Andy Agathangelou, founder of Transparency Task Force, said: ”The pension scams pandemic that is blighting so many pension savers in the UK, is a festering sore on the face of the pensions industry that desperately needs treating. 

“The WPC is uniquely placed to make serious headway in an area that has challenged the authorities and regulators for many years."

He added: “Without a doubt, today’s news gives pension scam victims hope: hope that reforms will be made to make it hard for innocent people to have their pension savings stolen from them; hope that callous criminals will be brought to justice; and hope that all the authorities can become properly aligned and form a united front to defend the Great British public.”

Adviser’s pay the price

One way victims of such scams look to recover their money is by claiming against unscrupulous firms via the Financial Services Compensation Scheme, which in turn is funded by the regulated industry.

As the number of scams continue to rise, advisers have seen their FSCS levies rocket.

Last week FTAdviser learned of businesses receiving regulatory bills up to 61 per cent higher than last year’s invoice, while some advisers claimed even larger jumps in costs.

For many the primary cause of the hike stemmed from an increase in the FSCS levy.

In an update this morning, St James’s Place confirmed its FSCS levy had increased by 72 per cent from the previous year.

The advice giant said: "Our contribution to the FSCS levy increased substantially, and disappointingly, during the period to £27.8m, up from £16.1m for the six months to 30 June 2019 and £22.3m for the year to 31 December 2019.”

Mr Agathangelou said: “There is a direct correlation between the size of the levy and the level of pension scams.

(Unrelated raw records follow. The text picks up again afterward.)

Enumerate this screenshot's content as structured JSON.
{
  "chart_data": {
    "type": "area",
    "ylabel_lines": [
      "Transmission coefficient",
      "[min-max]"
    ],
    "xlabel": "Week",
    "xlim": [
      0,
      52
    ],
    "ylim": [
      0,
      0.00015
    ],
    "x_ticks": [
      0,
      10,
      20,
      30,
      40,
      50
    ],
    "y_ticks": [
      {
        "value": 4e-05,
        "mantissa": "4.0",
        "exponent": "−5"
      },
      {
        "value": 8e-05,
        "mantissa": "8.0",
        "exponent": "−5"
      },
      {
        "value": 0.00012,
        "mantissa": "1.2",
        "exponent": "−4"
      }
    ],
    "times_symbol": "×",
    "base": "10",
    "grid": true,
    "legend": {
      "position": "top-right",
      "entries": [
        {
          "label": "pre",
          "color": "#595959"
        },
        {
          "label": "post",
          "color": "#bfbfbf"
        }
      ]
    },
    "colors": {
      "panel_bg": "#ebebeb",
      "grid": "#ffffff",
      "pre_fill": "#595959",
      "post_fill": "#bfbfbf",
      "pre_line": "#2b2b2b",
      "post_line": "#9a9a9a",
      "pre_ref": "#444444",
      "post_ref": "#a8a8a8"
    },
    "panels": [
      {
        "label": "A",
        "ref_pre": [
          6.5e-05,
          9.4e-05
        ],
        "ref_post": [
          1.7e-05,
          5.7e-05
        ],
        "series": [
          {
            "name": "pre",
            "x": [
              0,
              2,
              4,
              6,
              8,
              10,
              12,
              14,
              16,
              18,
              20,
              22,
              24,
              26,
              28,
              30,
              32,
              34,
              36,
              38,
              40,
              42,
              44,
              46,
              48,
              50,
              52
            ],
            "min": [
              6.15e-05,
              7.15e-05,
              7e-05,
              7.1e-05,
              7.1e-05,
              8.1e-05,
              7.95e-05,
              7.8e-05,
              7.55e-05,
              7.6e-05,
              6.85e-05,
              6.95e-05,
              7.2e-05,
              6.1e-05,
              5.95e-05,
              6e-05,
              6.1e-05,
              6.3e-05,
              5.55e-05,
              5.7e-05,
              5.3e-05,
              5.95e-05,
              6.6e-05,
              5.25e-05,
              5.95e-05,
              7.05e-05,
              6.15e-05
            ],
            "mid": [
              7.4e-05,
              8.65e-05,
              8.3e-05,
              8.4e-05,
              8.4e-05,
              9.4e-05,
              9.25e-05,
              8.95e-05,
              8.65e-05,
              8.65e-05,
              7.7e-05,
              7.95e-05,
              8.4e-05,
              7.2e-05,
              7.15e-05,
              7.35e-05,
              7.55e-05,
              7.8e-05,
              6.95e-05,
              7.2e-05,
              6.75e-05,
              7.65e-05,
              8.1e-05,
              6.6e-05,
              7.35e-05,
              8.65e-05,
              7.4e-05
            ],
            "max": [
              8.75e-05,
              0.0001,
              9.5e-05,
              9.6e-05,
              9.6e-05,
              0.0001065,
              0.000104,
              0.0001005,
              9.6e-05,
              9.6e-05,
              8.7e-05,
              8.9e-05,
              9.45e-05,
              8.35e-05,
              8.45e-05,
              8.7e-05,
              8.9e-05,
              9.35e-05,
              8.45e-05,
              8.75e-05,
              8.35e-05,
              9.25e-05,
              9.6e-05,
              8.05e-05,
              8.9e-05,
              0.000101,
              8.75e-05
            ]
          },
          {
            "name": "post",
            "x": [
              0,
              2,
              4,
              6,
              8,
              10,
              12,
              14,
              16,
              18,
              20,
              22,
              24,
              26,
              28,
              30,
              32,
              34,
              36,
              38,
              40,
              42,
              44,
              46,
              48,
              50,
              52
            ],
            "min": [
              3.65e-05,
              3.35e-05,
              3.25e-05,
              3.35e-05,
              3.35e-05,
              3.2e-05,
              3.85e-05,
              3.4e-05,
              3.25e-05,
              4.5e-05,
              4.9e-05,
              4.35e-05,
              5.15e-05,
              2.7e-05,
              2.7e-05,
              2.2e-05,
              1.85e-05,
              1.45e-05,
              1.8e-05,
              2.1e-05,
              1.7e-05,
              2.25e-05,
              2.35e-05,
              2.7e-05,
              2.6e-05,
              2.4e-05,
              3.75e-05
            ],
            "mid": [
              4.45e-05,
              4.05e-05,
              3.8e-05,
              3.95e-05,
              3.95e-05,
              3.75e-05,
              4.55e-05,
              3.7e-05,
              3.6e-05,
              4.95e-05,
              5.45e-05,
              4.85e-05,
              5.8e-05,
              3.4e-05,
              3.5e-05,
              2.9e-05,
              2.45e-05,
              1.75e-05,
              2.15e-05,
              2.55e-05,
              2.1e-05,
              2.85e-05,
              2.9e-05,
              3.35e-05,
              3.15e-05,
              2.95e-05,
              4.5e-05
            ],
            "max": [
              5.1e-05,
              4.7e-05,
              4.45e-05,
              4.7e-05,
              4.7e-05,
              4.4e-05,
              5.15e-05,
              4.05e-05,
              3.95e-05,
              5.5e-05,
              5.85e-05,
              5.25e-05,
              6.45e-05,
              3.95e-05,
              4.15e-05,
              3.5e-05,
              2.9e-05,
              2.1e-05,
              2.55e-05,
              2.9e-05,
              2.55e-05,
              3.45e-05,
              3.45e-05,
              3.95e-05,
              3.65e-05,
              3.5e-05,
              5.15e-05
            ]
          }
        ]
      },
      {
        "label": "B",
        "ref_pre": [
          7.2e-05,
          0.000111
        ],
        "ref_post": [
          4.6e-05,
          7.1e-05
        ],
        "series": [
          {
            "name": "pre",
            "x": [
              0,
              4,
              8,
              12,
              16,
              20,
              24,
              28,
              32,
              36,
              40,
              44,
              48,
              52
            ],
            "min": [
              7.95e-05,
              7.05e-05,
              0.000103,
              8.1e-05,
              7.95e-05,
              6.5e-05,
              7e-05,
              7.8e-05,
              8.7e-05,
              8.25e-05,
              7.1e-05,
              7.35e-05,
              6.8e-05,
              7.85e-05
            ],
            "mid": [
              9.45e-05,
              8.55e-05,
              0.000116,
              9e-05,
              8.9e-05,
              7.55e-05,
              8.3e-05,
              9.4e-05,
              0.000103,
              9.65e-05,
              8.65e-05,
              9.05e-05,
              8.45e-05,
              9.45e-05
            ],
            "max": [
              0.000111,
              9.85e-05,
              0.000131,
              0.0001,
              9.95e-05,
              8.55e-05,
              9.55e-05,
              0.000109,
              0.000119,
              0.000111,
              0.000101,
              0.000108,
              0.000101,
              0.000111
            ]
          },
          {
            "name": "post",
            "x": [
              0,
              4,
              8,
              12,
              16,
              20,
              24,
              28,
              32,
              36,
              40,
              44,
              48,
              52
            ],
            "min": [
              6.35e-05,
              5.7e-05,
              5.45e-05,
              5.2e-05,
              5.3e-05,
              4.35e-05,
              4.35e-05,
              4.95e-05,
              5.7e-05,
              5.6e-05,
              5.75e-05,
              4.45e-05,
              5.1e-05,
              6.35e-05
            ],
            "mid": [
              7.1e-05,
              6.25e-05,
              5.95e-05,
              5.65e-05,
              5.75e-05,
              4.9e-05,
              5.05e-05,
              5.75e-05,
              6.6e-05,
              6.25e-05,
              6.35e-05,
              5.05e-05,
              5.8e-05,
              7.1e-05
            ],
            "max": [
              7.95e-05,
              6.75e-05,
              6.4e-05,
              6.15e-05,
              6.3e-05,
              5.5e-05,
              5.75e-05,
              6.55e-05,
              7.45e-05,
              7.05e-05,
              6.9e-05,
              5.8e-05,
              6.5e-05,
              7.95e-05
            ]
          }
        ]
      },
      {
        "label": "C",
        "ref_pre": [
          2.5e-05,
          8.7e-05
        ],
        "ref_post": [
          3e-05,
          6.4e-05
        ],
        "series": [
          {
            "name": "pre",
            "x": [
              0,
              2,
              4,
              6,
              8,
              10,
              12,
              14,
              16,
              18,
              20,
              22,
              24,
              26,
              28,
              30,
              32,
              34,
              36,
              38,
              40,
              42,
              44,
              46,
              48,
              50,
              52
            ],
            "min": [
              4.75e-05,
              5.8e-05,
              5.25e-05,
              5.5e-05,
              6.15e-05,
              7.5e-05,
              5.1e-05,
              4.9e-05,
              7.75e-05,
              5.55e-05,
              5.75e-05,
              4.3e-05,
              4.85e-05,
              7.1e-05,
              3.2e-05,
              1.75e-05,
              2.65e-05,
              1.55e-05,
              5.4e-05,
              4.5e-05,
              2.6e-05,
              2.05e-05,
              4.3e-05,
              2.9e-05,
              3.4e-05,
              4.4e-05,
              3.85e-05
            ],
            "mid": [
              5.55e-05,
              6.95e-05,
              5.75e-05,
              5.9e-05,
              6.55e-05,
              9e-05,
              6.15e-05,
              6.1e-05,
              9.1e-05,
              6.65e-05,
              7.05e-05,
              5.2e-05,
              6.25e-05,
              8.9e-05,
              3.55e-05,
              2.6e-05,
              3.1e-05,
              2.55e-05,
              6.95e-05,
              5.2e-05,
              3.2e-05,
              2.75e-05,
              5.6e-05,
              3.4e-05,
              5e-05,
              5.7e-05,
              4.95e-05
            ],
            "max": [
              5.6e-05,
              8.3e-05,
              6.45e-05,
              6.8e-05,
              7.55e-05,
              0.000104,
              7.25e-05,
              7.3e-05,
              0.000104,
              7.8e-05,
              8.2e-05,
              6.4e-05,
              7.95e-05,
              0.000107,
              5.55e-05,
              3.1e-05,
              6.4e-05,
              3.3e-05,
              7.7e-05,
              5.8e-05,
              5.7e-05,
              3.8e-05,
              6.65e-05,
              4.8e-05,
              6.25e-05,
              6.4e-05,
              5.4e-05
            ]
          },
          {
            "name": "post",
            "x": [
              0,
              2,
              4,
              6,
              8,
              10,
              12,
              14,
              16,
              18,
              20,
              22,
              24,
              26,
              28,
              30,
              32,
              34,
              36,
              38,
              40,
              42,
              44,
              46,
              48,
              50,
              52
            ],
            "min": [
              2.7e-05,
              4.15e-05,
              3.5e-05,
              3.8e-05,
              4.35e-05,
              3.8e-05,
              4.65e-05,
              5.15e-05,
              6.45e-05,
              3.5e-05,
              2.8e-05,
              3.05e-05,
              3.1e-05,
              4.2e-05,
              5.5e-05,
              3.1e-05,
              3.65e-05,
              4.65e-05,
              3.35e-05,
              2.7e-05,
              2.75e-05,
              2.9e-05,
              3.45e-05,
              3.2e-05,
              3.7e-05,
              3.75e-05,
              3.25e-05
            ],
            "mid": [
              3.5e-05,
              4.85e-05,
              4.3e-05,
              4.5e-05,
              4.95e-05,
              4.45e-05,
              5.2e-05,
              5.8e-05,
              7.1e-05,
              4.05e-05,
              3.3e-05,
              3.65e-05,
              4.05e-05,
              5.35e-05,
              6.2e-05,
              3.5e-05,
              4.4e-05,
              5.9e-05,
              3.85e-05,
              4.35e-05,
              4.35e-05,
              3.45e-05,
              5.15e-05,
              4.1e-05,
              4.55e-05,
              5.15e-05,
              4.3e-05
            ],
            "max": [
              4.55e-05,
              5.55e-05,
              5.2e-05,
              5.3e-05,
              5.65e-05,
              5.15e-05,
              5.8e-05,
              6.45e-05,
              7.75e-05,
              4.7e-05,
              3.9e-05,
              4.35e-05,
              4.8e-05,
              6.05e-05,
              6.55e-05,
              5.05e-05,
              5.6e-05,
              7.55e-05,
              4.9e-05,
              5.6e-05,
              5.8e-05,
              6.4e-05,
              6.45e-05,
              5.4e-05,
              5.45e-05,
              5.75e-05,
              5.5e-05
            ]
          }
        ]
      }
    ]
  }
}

If we are able to get scams under control it will be better for everybody.

“It is an out of control situation of a pandemic scale and it needs to be sorted.”

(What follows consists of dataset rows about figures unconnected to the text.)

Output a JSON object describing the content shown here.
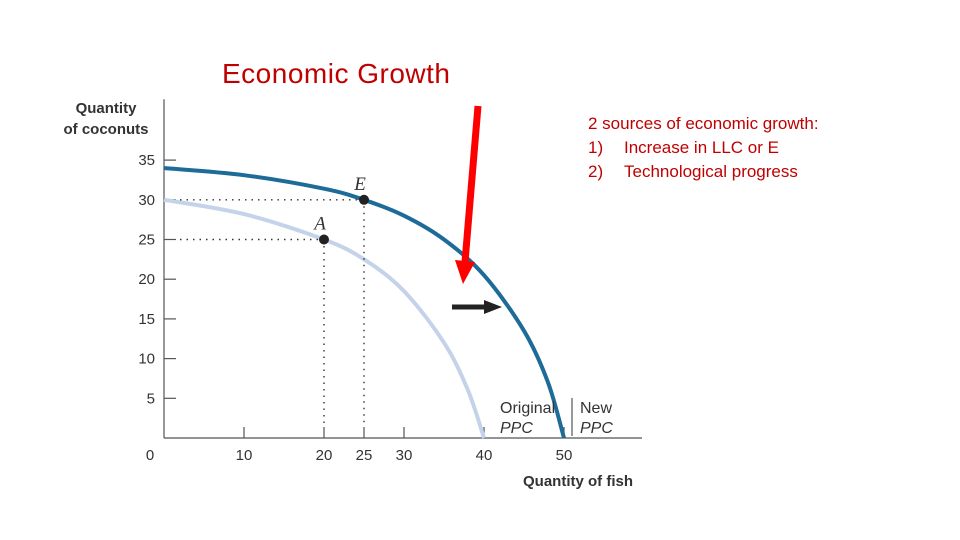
{
  "slide": {
    "title": "Economic Growth",
    "notes_heading": "2 sources of economic growth:",
    "notes_items": [
      {
        "num": "1)",
        "text": "Increase in LLC or E"
      },
      {
        "num": "2)",
        "text": "Technological progress"
      }
    ]
  },
  "chart_data": {
    "type": "line",
    "title": "",
    "ylabel_line1": "Quantity",
    "ylabel_line2": "of coconuts",
    "xlabel": "Quantity of fish",
    "xlim": [
      0,
      59
    ],
    "ylim": [
      0,
      37
    ],
    "x_ticks": [
      10,
      20,
      25,
      30,
      40,
      50
    ],
    "y_ticks": [
      5,
      10,
      15,
      20,
      25,
      30,
      35
    ],
    "origin_label": "0",
    "series": [
      {
        "name": "Original PPC",
        "label_line1": "Original",
        "label_line2": "PPC",
        "color": "#c5d3ea",
        "x": [
          0,
          10,
          20,
          25,
          30,
          35,
          38,
          40
        ],
        "y": [
          30,
          28.2,
          25,
          22.5,
          18.5,
          12,
          6,
          0
        ]
      },
      {
        "name": "New PPC",
        "label_line1": "New",
        "label_line2": "PPC",
        "color": "#1d6b98",
        "x": [
          0,
          10,
          20,
          25,
          30,
          35,
          40,
          45,
          48,
          50
        ],
        "y": [
          34,
          33.1,
          31.4,
          30,
          28,
          25,
          20.5,
          13.5,
          7,
          0
        ]
      }
    ],
    "points": [
      {
        "label": "A",
        "x": 20,
        "y": 25
      },
      {
        "label": "E",
        "x": 25,
        "y": 30
      }
    ],
    "annotations": {
      "shift_arrow_color": "#222222",
      "pointer_arrow_color": "#ff0000"
    }
  }
}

He added: “It is in everyone’s best interest to work together and think about what they can do to help the WPC at this time.”

Last week (July 22), Mr Agathangelou said the pensions industry was not doing enough to support victims of scams and was failing to use its experiences in its own scam prevention work.

He said victims should be used more often in this work as they have “first hand experience” of how fraudsters operate and are a “treasure chest of knowledge”.